Gdy srajdek biegnie, to raczej podkula lapke i skacze jak zajączek. Natomiast idąc powoli, czesto stawia te lapke normalnie. Gdy sie bawi,to uzywa tej lapki do chwytania myszki, podrzuca i chwyta nią myszke. Lub podnosi obiema lapkami. To chyba nie wyglada zle? Choc chyba nie w pelni wyciaga pazurki. Jak naciskam poduszeczki, to pazurki sie nie bardzo chcą wysuwac.
Moze ktos wie, czy jest w Wawie jakis spec od rehabilitacji. Moze cos jeszcze by poradzil.
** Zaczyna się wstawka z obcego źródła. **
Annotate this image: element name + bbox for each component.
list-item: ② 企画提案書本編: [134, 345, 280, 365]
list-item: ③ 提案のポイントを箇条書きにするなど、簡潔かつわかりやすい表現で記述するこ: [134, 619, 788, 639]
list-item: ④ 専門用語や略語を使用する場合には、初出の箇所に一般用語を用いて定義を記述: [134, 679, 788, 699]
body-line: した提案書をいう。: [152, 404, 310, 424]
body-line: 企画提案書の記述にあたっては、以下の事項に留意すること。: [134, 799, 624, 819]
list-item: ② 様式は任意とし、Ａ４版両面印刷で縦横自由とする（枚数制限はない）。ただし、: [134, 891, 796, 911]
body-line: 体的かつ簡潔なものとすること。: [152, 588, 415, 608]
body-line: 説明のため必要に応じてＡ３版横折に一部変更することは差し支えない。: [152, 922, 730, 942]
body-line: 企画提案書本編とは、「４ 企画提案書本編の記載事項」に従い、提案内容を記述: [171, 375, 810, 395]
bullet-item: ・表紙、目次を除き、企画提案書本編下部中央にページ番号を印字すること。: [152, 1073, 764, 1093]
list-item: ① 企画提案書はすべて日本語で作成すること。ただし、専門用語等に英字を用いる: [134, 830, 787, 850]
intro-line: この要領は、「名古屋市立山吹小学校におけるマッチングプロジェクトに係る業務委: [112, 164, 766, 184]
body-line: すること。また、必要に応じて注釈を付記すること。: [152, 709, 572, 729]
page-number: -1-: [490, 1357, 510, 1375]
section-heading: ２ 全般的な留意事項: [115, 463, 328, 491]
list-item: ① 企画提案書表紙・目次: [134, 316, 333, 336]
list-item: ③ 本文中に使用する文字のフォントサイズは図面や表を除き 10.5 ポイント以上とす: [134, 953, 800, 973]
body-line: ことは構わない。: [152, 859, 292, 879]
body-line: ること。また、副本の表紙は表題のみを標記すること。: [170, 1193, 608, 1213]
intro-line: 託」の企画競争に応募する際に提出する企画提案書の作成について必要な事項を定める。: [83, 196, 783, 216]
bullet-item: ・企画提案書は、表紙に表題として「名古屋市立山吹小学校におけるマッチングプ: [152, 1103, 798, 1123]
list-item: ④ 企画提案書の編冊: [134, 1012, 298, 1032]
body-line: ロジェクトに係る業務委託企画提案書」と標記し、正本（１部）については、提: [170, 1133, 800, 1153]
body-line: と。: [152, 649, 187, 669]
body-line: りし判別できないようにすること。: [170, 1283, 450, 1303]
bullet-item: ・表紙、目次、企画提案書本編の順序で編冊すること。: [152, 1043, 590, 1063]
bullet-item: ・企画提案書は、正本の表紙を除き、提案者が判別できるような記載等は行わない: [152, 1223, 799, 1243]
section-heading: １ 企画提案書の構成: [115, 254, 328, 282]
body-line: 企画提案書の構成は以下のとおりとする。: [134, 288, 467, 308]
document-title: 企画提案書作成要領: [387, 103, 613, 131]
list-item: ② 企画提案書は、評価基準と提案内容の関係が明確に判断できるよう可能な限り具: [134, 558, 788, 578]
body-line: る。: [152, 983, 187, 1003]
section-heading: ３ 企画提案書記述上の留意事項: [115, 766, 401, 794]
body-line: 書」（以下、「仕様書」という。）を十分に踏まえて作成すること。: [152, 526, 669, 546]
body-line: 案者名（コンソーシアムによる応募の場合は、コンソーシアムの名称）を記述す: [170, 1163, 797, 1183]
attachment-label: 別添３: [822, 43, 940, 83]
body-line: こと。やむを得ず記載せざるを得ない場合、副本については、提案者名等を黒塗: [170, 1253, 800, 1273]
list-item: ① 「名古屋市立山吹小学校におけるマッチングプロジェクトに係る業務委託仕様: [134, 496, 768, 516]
W nowym roku zaczne sie powoli rozgladac za spokojnym domem dla niego. U mnie duzy rudy go przerasta energia i wagą i mam czesto pisk, jakby kotka mordowano. Z babcią Murką tez zadna komitywa, ona nie lubi intruzow u siebie. Chyba bede mu szukac domu bez zwierzat lub z jakims wyjatkowo spokojnym zwierzem. Mily koteczek, delikatny, lubi mizianki, mruczy jak traktor. Tylko niesmialek, czasem sie chowa, zeby miec spokoj.